I didn't want her going to someone I don't know and I won't advertise or sell them. The friend who was going to have her lost her husband and so will have to work full-time and has got a grown rescue cat instead.
My neighbour's daughter (C) has now said she would like the kitten. She lives with her partner in a large house which is on a busy road. She already has a five month old pedigree cat (not sure what type, although I have met him) who is an indoor cat who goes out on a harness. Archie (the kitten) is lonely as he is left alone while they work and so the idea is that my kitten is a friend and playmate for Archie.
I know that I have to let my fur babies go - there is no way I can keep three - I would have eight cats then and finances are a bit of an issue - I work six days and two evenings as it is - but my pets are worth it

I just feel so awful. It's like I am rejecting one of them. She will be so confused tomorrow evening in a strange house away from her Mum, siblings, familiar surroundings and me. I feel like some sort of monster putting her through that. I wish Tabitha had had four kittens or even six - it's just letting one go out into the world alone that feels awful.

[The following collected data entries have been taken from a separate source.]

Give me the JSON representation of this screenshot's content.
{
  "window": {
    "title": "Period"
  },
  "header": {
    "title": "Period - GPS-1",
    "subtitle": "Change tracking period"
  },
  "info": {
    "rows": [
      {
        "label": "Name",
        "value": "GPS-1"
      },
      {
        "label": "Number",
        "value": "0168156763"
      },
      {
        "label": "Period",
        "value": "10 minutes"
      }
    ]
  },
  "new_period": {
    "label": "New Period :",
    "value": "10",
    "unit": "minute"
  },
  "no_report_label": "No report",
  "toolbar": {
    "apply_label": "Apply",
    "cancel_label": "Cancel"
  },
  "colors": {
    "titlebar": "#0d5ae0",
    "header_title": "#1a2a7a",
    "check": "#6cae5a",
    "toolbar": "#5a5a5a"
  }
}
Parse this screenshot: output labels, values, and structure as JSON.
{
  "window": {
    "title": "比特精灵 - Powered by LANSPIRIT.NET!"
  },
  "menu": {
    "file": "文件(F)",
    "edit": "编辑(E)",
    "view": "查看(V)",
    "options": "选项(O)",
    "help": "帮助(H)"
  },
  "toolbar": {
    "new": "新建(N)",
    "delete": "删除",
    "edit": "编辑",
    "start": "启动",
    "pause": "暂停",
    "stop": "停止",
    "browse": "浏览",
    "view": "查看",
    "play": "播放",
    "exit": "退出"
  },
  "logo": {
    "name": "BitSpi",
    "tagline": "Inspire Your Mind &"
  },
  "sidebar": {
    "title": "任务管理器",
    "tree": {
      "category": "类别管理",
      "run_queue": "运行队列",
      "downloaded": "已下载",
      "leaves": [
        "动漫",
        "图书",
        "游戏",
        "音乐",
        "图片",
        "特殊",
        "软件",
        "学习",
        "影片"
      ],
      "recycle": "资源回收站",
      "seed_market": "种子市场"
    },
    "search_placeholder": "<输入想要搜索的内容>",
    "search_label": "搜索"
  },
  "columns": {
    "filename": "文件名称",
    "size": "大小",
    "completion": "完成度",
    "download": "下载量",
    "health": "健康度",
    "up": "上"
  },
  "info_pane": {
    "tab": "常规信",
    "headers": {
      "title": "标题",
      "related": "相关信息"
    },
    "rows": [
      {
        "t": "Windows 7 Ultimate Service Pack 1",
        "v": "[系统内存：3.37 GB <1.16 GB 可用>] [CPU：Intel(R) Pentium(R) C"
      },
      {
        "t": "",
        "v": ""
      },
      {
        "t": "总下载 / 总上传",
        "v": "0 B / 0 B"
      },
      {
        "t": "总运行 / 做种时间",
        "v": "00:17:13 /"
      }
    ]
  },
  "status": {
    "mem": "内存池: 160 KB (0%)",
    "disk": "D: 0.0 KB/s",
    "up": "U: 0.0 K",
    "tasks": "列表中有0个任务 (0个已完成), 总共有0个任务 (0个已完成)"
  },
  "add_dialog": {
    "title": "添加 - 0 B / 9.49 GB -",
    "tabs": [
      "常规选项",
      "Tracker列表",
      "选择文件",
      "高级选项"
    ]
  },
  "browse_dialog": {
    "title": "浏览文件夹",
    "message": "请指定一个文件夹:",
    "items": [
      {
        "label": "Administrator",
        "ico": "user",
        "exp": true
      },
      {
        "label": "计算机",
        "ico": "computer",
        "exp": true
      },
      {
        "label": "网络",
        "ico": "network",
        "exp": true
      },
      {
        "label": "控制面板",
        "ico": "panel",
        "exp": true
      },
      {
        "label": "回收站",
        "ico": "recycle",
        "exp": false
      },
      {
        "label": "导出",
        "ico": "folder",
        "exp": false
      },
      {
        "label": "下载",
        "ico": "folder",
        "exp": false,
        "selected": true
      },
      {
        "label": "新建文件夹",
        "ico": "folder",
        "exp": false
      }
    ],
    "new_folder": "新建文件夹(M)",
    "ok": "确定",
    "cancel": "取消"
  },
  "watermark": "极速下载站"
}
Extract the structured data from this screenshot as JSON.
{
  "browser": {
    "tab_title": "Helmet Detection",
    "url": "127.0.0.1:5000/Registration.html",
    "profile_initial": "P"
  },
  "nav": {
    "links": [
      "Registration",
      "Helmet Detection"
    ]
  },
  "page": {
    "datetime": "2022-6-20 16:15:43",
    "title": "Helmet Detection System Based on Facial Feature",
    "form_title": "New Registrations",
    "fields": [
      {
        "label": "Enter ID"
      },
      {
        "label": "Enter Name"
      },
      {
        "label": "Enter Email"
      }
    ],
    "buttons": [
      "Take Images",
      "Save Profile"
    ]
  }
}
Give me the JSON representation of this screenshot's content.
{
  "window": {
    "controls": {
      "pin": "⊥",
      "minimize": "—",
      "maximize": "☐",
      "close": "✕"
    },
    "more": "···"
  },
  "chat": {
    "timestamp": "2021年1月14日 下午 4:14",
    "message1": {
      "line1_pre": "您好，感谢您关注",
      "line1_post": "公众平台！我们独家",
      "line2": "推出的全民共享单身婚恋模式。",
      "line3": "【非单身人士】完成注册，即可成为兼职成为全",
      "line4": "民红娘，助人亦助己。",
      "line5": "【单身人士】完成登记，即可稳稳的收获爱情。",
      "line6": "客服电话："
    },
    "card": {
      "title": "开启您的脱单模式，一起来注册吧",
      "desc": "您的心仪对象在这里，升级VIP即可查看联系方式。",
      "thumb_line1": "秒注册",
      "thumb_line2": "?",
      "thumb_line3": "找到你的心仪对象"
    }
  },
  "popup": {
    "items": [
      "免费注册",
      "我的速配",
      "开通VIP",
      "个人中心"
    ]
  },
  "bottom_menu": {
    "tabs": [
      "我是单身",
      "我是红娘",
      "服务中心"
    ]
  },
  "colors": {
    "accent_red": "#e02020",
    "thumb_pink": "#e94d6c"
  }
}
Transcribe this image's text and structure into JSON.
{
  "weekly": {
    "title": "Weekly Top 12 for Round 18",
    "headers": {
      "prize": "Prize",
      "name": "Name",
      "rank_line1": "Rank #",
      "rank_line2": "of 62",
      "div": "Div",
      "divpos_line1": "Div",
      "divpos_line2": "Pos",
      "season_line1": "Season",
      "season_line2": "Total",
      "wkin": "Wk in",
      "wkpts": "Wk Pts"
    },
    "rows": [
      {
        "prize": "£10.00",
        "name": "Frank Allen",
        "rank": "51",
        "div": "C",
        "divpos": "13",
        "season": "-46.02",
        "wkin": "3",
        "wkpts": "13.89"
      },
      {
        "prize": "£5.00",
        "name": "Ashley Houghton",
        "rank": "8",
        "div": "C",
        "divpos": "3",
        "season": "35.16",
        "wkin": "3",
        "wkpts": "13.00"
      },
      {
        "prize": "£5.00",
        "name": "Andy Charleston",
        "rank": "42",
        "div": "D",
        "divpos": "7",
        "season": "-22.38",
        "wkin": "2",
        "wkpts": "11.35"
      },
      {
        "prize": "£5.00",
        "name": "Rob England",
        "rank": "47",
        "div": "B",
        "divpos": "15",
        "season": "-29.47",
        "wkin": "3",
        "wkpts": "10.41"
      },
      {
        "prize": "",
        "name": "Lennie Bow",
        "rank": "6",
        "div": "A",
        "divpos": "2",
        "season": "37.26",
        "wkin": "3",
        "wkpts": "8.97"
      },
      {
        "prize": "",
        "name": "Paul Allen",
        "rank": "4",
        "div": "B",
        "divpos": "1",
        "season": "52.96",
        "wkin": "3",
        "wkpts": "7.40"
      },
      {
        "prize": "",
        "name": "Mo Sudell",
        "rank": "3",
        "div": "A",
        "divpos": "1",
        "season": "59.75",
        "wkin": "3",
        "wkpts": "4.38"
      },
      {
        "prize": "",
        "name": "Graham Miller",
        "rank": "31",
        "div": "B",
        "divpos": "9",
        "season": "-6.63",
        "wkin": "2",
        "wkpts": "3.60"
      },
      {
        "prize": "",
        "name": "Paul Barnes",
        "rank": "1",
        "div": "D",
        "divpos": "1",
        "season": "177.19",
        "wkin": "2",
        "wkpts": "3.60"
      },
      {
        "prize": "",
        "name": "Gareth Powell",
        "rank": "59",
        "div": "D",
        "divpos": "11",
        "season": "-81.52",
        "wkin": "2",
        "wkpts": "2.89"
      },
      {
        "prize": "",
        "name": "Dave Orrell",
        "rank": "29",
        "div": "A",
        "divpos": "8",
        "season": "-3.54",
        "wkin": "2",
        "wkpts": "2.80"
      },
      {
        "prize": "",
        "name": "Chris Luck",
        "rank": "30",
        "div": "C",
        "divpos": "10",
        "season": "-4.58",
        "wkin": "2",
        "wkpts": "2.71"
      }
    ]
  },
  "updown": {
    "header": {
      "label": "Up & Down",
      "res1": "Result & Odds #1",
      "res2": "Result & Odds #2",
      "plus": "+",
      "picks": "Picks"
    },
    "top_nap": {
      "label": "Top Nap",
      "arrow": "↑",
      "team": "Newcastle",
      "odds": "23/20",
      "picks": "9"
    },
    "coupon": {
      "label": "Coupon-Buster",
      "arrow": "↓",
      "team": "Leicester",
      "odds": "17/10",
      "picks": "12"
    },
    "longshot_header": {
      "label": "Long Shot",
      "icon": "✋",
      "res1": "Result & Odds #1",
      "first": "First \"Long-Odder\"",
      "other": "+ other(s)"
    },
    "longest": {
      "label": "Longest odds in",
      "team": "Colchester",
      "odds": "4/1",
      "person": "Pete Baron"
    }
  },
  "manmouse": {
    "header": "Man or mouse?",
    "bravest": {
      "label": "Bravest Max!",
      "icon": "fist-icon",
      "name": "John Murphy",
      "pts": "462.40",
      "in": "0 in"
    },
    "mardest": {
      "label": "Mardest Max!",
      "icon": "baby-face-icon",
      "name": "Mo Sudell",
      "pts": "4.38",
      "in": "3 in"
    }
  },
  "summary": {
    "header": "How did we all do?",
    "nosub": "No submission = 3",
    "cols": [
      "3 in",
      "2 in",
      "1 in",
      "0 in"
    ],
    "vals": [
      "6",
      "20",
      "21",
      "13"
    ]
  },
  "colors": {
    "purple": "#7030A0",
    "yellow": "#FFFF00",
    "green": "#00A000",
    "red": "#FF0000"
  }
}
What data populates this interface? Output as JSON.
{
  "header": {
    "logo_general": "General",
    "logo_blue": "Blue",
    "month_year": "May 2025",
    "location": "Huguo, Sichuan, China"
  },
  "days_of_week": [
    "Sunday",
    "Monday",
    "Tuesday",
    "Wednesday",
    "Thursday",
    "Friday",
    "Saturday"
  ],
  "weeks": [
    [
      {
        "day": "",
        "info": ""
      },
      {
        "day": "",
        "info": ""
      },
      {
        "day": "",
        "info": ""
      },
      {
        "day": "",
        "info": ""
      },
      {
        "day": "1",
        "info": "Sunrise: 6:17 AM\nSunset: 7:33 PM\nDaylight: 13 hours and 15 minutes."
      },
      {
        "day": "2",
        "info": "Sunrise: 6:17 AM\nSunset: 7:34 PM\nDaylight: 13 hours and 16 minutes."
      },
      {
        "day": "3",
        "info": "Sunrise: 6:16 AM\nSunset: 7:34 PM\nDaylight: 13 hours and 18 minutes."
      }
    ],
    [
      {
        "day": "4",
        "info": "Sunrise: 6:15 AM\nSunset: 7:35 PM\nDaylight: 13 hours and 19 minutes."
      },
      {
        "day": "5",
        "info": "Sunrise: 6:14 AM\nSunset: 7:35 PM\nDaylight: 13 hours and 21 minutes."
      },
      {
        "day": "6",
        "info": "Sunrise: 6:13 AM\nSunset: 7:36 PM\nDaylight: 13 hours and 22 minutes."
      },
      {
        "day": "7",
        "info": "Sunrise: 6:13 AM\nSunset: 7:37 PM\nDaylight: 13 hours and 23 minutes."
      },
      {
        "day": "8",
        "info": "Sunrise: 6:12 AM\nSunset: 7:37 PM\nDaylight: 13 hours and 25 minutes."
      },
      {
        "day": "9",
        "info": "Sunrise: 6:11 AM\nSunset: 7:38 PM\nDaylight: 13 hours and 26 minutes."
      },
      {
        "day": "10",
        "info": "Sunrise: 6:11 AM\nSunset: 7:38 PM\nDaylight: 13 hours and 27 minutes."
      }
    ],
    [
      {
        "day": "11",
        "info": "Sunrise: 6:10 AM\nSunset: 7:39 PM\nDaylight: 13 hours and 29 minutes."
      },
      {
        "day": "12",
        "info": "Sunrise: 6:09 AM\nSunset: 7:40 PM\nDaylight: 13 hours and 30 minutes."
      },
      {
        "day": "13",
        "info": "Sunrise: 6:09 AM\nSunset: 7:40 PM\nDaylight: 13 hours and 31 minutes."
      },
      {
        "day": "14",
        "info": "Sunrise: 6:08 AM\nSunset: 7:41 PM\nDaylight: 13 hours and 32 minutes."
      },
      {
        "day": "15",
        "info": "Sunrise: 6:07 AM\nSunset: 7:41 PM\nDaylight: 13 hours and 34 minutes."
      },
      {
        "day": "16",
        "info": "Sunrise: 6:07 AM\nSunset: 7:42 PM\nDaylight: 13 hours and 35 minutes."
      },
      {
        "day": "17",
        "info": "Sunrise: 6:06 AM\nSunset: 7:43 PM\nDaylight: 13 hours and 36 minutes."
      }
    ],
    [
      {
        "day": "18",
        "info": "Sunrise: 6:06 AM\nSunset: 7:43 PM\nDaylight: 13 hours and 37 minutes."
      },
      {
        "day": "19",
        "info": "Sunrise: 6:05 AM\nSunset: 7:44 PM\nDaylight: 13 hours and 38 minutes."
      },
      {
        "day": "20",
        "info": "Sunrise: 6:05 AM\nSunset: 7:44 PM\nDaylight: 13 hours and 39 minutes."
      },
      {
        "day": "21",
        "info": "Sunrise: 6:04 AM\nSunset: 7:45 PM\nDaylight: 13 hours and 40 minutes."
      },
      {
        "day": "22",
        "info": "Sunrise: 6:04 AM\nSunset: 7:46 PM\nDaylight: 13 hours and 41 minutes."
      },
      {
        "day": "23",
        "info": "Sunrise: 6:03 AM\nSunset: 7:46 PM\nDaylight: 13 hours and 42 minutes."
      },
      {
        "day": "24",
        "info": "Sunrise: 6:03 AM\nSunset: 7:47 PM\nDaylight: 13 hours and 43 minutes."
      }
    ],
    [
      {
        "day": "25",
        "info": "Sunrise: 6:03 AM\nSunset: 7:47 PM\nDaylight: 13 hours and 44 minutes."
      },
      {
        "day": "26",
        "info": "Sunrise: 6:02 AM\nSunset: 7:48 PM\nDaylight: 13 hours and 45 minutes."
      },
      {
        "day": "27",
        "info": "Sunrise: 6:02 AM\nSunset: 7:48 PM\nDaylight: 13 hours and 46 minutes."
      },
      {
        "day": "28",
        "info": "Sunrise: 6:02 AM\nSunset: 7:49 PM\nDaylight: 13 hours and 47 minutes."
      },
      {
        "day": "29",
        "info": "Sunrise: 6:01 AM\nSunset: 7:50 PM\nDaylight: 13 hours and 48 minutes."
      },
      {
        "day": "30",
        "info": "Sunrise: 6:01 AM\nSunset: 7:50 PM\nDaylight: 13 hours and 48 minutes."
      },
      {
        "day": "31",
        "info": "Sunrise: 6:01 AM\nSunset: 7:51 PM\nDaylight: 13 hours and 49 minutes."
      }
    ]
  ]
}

I know that many of you have litters often and wondered how you cope when they leave you? I am not a breeder and haven't had a litter for 13 years as my other cats have all been spayed/neutered. Tabitha has been spayed now as I didn't want her to have any more kittens, lovely though they are.
I have made C promise that if things don't work out she will let me have the kitten back and that I will take her back at any age as I never want her to end up in a rescue. When C and her partner go away my neighbour looks after Archie so I know I will see the kitten again at some point. As far as I know it seems like a good forever home as Archie is loved and well cared for.
I'm just dreading saying goodbye to her. I hadn't realised how hard it would be.